Combining the two terms together (and including the constants), we get the transient current:

$I(t) = \frac{V_{m}}{L \left( \frac{R}{L} \right)^{2} + \omega^{2}} \left[ (\omega \cos \theta -\frac{R}{L} \sin \theta) e^{-\frac{R}{L}t} + (\frac{R}{L} \cos \theta + \omega \sin \theta) \sin (\omega t) - (\omega \cos \theta - \frac{R}{L} \sin \theta) \cos (\omega t) \right] \,$ ... Equ. (3)

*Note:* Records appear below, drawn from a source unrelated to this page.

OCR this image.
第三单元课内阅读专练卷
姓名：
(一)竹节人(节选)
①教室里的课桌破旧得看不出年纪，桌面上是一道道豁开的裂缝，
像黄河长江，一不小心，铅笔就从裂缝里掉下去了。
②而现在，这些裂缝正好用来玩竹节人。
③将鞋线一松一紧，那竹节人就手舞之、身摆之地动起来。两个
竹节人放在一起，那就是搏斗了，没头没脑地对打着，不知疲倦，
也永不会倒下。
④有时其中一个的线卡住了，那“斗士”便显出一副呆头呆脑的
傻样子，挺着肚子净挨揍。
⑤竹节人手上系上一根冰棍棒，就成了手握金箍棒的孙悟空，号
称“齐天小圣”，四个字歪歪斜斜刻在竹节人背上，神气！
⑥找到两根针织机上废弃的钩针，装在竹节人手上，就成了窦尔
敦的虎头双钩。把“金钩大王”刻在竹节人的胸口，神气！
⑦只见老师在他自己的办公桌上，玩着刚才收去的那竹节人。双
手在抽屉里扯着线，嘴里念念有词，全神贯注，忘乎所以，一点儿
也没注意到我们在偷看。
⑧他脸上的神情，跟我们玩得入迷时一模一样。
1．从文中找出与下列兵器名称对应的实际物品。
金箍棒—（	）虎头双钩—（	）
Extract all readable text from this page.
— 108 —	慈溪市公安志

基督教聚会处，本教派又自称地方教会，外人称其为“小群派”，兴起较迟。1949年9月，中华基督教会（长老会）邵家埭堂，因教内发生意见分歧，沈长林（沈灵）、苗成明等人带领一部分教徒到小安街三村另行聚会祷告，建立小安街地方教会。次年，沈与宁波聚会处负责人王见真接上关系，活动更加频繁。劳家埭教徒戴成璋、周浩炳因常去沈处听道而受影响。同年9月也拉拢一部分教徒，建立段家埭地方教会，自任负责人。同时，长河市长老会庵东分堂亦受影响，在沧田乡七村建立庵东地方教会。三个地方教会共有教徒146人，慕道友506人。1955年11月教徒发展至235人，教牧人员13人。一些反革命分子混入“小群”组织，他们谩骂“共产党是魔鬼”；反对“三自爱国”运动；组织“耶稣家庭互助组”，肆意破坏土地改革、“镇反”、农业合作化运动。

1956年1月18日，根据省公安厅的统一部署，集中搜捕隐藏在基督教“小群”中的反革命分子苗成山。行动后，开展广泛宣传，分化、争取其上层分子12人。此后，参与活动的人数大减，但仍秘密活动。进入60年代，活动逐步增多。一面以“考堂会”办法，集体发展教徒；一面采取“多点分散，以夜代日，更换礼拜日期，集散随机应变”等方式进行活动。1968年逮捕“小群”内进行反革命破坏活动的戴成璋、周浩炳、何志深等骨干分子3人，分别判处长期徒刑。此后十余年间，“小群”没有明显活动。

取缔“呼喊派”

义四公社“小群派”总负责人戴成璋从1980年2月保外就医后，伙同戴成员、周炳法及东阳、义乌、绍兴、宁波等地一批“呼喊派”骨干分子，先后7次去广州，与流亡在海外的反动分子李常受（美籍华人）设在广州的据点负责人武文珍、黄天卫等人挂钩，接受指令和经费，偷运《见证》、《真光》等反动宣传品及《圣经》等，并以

Earlier, we found that the steady state power factor is:

$\cos{\phi_{s}} = \frac{R}{\sqrt{R^{2} + \omega^{2} L^{2}}} \,$

This can be re-arranged as follows:

$\cos{\phi_{s}} = \frac{R}{L} \frac{1}{\sqrt{(\frac{R}{L})^{2} + \omega^{2}}} \,$

Likewise, the sine of the power angle is:

$\sin{\phi_{s}} = \frac{\omega}{\sqrt{(\frac{R}{L})^{2} + \omega^{2}}} \,$

Using these two equations above, we can simplify Equation (3) even further:

$I(t) = \frac{V_{m} \sqrt{(\frac{R}{L})^{2} + \omega^{2}}}{L \left[ \left( \frac{R}{L} \right)^{2} + \omega^{2} \right]} \left[ ( \cos \theta \sin \phi_{s} - \sin \theta \cos \phi_{s}) e^{-\frac{R}{L}t} + (\cos \theta \cos \phi_{s} + \sin \theta \sin \phi_{s}) \sin (\omega t) - (\cos \theta \sin \phi_{s} - \sin \theta \cos \phi_{s}) \cos (\omega t) \right] \,$

Using some angle sum and difference trigonometric identities, we get:

$I(t) = \frac{V_{m}} {\sqrt{(R^{2} + \omega^{2} L^{2}}} \left[ ( - \sin (\theta - \phi_{s}) e^{-\frac{R}{L}t} + (\cos \theta \cos \phi_{s} + \sin (\theta - \phi_{s}) \sin (\omega t) + (\cos (\theta - \phi_{s}) \cos (\omega t) \right] \,$

Simplifying again with the same trig identities, we get the final equation:

$I(t) = \frac{V_{m}} {\sqrt{(R^{2} + \omega^{2} L^{2}}} \left[ ( \sin (\omega t + \theta - \phi_{s}) - \sin (\theta - \phi_{s}) e^{-\frac{R}{L}t} \right] \,$ ... Equ. (4)

## Interpretation

Figure 2. RL switching transient current

The figure right depicts a plot of the transient current in Equation (4) for the parameters R/L = 40 and switching angle $\theta$ = 0o. Here we see the classic transient current waveform for an RL switching (closing) circuit with the time constant R/L.